As France prepares to play Germany in the World Cup quarterfinals at the Maracana on July 4, memories of the 1982 World Cup semifinal are coming flooding back. In that game, with France winning 3-1, German goalie, Harald Schumacher nailed French full-back Patrick Battiston, knocking him out cold and breaking three ribs. The goalie was not punished and a shaken French team lost their 3-1 lead and eventually lost the game on penalties. The two teams met again in the 1986 semfinal, with Germany coming out on top again. French soccer never got revenge for 1982.

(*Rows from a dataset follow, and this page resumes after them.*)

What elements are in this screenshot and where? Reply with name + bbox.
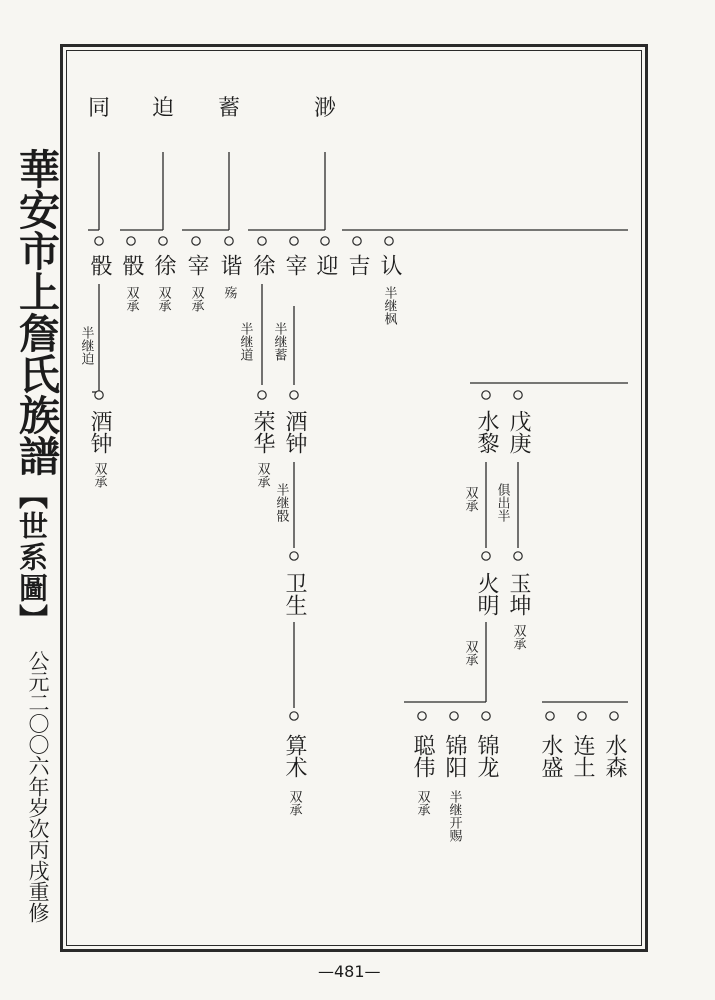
note-banjigu: 半继骰	[273, 483, 289, 522]
person-ronghua: 荣华	[250, 410, 275, 454]
note-gen1-2: 双承	[123, 286, 139, 312]
note-shuili: 双承	[462, 486, 478, 512]
ancestor-po: 迫	[151, 96, 175, 121]
ancestor-she: 渺	[313, 96, 337, 121]
person-gen1-2: 骰	[119, 254, 144, 276]
note-gen1-5: 殇	[221, 286, 237, 299]
person-suanshu: 算术	[282, 734, 307, 778]
note-ronghua: 双承	[254, 462, 270, 488]
note-jinyang: 半继开赐	[446, 790, 462, 842]
person-gen1-9: 吉	[345, 254, 370, 276]
note-suanshu: 双承	[286, 790, 302, 816]
person-liantu: 连土	[570, 734, 595, 778]
note-huoming: 双承	[462, 640, 478, 666]
person-wugeng: 戊庚	[506, 410, 531, 454]
person-jinlong: 锦龙	[474, 734, 499, 778]
person-gen1-5: 谐	[217, 254, 242, 276]
person-gen1-4: 宰	[184, 254, 209, 276]
person-shuisheng: 水盛	[538, 734, 563, 778]
person-jiuzhong-2: 酒钟	[282, 410, 307, 454]
genealogy-title: 華安市上詹氏族譜	[12, 148, 60, 476]
note-banjipo: 半继迫	[78, 326, 94, 365]
note-gen1-3: 双承	[155, 286, 171, 312]
person-congwei: 聪伟	[410, 734, 435, 778]
person-weisheng: 卫生	[282, 572, 307, 616]
person-gen1-10: 认	[377, 254, 402, 276]
person-shuisen: 水森	[602, 734, 627, 778]
note-banjidao: 半继道	[237, 322, 253, 361]
note-yukun: 双承	[510, 624, 526, 650]
revision-year: 公元二〇〇六年岁次丙戌重修	[26, 650, 50, 923]
note-jiuzhong-1: 双承	[91, 462, 107, 488]
person-gen1-1: 骰	[87, 254, 112, 276]
page-number: —481—	[318, 962, 381, 981]
person-gen1-7: 宰	[282, 254, 307, 276]
person-gen1-6: 徐	[250, 254, 275, 276]
ancestor-tong: 同	[87, 96, 111, 121]
note-gen1-4: 双承	[188, 286, 204, 312]
person-yukun: 玉坤	[506, 572, 531, 616]
note-congwei: 双承	[414, 790, 430, 816]
person-jiuzhong-1: 酒钟	[87, 410, 112, 454]
note-banjixu: 半继蓄	[271, 322, 287, 361]
person-shuili: 水黎	[474, 410, 499, 454]
ancestor-xu: 蓄	[217, 96, 241, 121]
person-gen1-3: 徐	[151, 254, 176, 276]
section-title: 【世系圖】	[15, 480, 49, 635]
person-jinyang: 锦阳	[442, 734, 467, 778]
person-huoming: 火明	[474, 572, 499, 616]
person-gen1-8: 迎	[313, 254, 338, 276]
note-gen1-10: 半继枫	[381, 286, 397, 325]
note-juchuban: 俱出半	[494, 483, 510, 522]
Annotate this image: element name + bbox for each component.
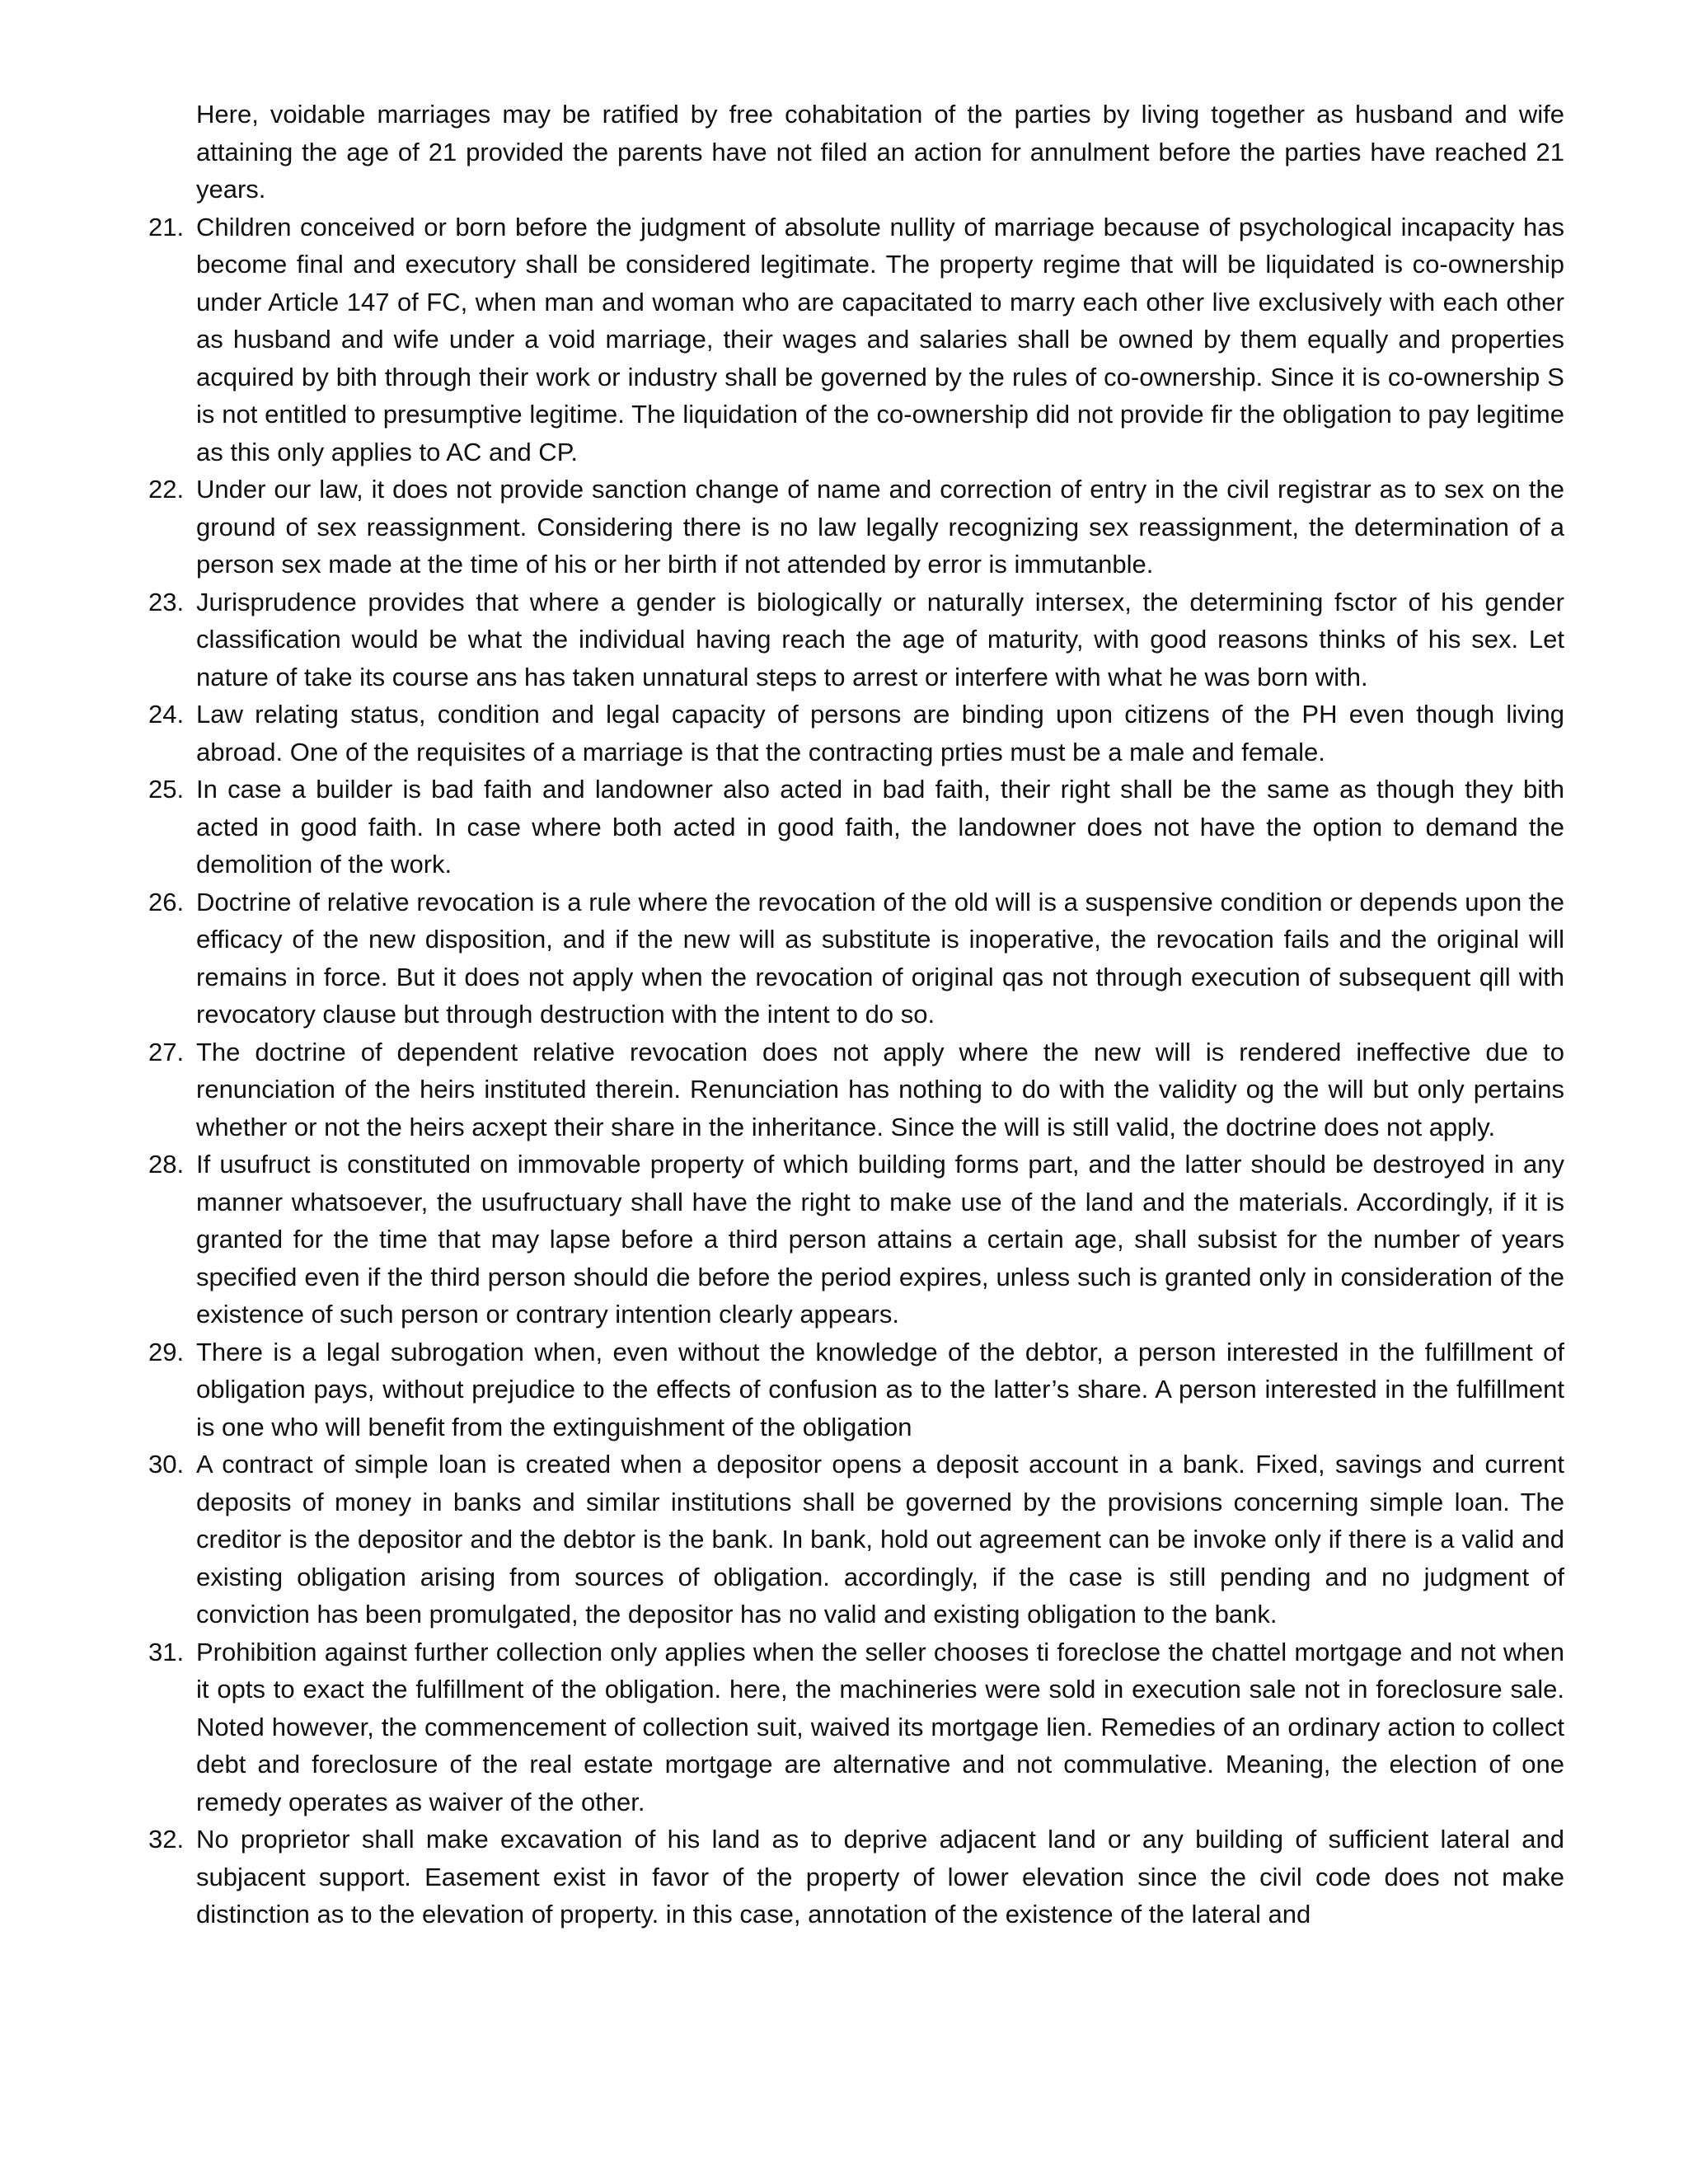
list-item-text: Under our law, it does not provide sanction change of name and correction of entry in the civil registrar as to sex on the ground of sex reassignment. Considering there is no law legally recognizing sex reassignment, the determination of a person sex made at the time of his or her birth if not attended by error is immutanble. xyxy=(196,475,1564,579)
list-item xyxy=(148,1821,1564,1933)
list-item-number: 21. xyxy=(148,212,185,241)
list-item-number: 27. xyxy=(148,1037,185,1066)
list-item-number: 23. xyxy=(148,587,185,616)
list-item-number: 30. xyxy=(148,1450,185,1479)
intro-paragraph: Here, voidable marriages may be ratified by free cohabitation of the parties by living together as husband and wife attaining the age of 21 provided the parents have not filed an action for annulment before the parties have reached 21 years. xyxy=(196,100,1564,204)
list-item-text: There is a legal subrogation when, even without the knowledge of the debtor, a person interested in the fulfillment of obligation pays, without prejudice to the effects of confusion as to the latter’s share. A person interested in the fulfillment is one who will benefit from the extinguishment of the obligation xyxy=(196,1337,1564,1441)
list-item xyxy=(148,583,1564,696)
list-item-number: 31. xyxy=(148,1637,185,1666)
list-item xyxy=(148,1446,1564,1633)
numbered-list xyxy=(148,209,1564,1933)
list-item-text: No proprietor shall make excavation of his land as to deprive adjacent land or any building of sufficient lateral and subjacent support. Easement exist in favor of the property of lower elevation since the civil code does not make distinction as to the elevation of property. in this case, annotation of the existence of the lateral and xyxy=(196,1825,1564,1929)
list-item-number: 22. xyxy=(148,475,185,504)
list-item-number: 25. xyxy=(148,775,185,804)
document-body xyxy=(148,96,1564,1933)
list-item-text: Jurisprudence provides that where a gender is biologically or naturally intersex, the determining fsctor of his gender classification would be what the individual having reach the age of maturity, with good reasons thinks of his sex. Let nature of take its course ans has taken unnatural steps to arrest or interfere with what he was born with. xyxy=(196,587,1564,691)
list-item xyxy=(148,1633,1564,1821)
list-item-text: Prohibition against further collection only applies when the seller chooses ti foreclose the chattel mortgage and not when it opts to exact the fulfillment of the obligation. here, the machineries were sold in execution sale not in foreclosure sale. Noted however, the commencement of collection suit, waived its mortgage lien. Remedies of an ordinary action to collect debt and foreclosure of the real estate mortgage are alternative and not commulative. Meaning, the election of one remedy operates as waiver of the other. xyxy=(196,1637,1564,1816)
list-item xyxy=(148,1033,1564,1146)
list-item xyxy=(148,471,1564,583)
list-item-text: Children conceived or born before the judgment of absolute nullity of marriage because of psychological incapacity has become final and executory shall be considered legitimate. The property regime that will be liquidated is co-ownership under Article 147 of FC, when man and woman who are capacitated to marry each other live exclusively with each other as husband and wife under a void marriage, their wages and salaries shall be owned by them equally and properties acquired by bith through their work or industry shall be governed by the rules of co-ownership. Since it is co-ownership S is not entitled to presumptive legitime. The liquidation of the co-ownership did not provide fir the obligation to pay legitime as this only applies to AC and CP. xyxy=(196,212,1564,466)
list-item-text: In case a builder is bad faith and landowner also acted in bad faith, their right shall be the same as though they bith acted in good faith. In case where both acted in good faith, the landowner does not have the option to demand the demolition of the work. xyxy=(196,775,1564,879)
list-item-text: Doctrine of relative revocation is a rule where the revocation of the old will is a suspensive condition or depends upon the efficacy of the new disposition, and if the new will as substitute is inoperative, the revocation fails and the original will remains in force. But it does not apply when the revocation of original qas not through execution of subsequent qill with revocatory clause but through destruction with the intent to do so. xyxy=(196,887,1564,1029)
list-item-text: A contract of simple loan is created when a depositor opens a deposit account in a bank. Fixed, savings and current deposits of money in banks and similar institutions shall be governed by the provisions concerning simple loan. The creditor is the depositor and the debtor is the bank. In bank, hold out agreement can be invoke only if there is a valid and existing obligation arising from sources of obligation. accordingly, if the case is still pending and no judgment of conviction has been promulgated, the depositor has no valid and existing obligation to the bank. xyxy=(196,1450,1564,1629)
list-item-number: 29. xyxy=(148,1337,185,1366)
list-item-number: 32. xyxy=(148,1825,185,1854)
list-item-text: If usufruct is constituted on immovable property of which building forms part, and the latter should be destroyed in any manner whatsoever, the usufructuary shall have the right to make use of the land and the materials. Accordingly, if it is granted for the time that may lapse before a third person attains a certain age, shall subsist for the number of years specified even if the third person should die before the period expires, unless such is granted only in consideration of the existence of such person or contrary intention clearly appears. xyxy=(196,1150,1564,1329)
list-item-number: 24. xyxy=(148,700,185,729)
list-item xyxy=(148,696,1564,771)
list-item-number: 26. xyxy=(148,887,185,916)
list-item-text: The doctrine of dependent relative revocation does not apply where the new will is rendered ineffective due to renunciation of the heirs instituted therein. Renunciation has nothing to do with the validity og the will but only pertains whether or not the heirs acxept their share in the inheritance. Since the will is still valid, the doctrine does not apply. xyxy=(196,1037,1564,1141)
list-item xyxy=(148,209,1564,471)
list-item-number: 28. xyxy=(148,1150,185,1179)
list-item xyxy=(148,883,1564,1033)
list-item-text: Law relating status, condition and legal capacity of persons are binding upon citizens of the PH even though living abroad. One of the requisites of a marriage is that the contracting prties must be a male and female. xyxy=(196,700,1564,766)
list-item xyxy=(148,1333,1564,1446)
list-item xyxy=(148,1146,1564,1333)
list-item xyxy=(148,771,1564,883)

Here’s what you need to know about one of the most controversial incidents in World Cup history:
1. After the Attack, Battiston Fell Into a Coma
During the game in Spain, Patrick Battiston was reacting to a high pass from Michele Platini. The French defender got in behind the German defense and was able to stab the ball past Harald Schumacher, the German goalie. The ball trickled out of play. The goalkeeper didn’t attempt to go for the ball and nailed Battiston. Schumacher rammed his hip into the French player’s face knocking him out. The star of that French team, Platini, later told the media that he thought Battiston was dead because “he had no pulse and looked pale.” From there, Germany went on to make the World Cup final where they lost to Italy.
2. In a French Poll, Schumacher Was Voted More Unpopular Than Hitler
In 2002, a French newspaper ran a poll about who was the most unpopular man in France, with Schumacher beating Adolf Hitler into second place on the poll. The hatred in France surrounding Schumacher intensified when, in a post game interview, the goalie was told that Battiston had lost teeth, the German replied:
If that’s all that’s wrong with him, I’ll pay him the crowns.
3. Battiston Still Has No Desire to Meet Schumacher
In 2012, Battiston told Goal.com that he had forgiven Schumacher for the incident but added he had no desire to meet the goalkeeper. The Frenchman said:
I have forgiven [him]. But I don’t want to speak about it in these circumstances. I do not particularly want to meet him. Over time, I realise that people have forever marked him with this. But now it’s finished. It was [an incident] on the field of play; we’ll never know if it was deliberate or not.
When the two teams met in the 1986 World Cup, Battiston admitted he was afraid to go too close to Schumacher.
4. Schumacher Maintains He Went For the Ball
Although Schumacher, now an advisor with the German soccer association, maintained his autobiography Kick-Off, that he went for the ball and it wasn’t intentional. One of the most enduring images of the incident is of Schumacher going back to his goal line and not checking on Battiston. In his book, Schumacher claims the reason he didn’t check on the player was that the French players were making threatening gestures towards him and he was scared.
5. The Incident Got Political
The neighboring European countries, France and Germany, have had a very tense relationship throughout history. The timing of the Battiston/Schumacher incident came as the European Union was in full-swing and relations had never been better between the two countries. Fearful of a return to hostility, the then German Chancellor Helmut Schmidt and French President Francois Mitterrand issued a joined press release appealing for calm. The players even did a joint press conference to stress there was no tension between the two sets of players. Meanwhile, Battiston told The AFP, that what mostly affects him is that the incident helped Germany to win the game.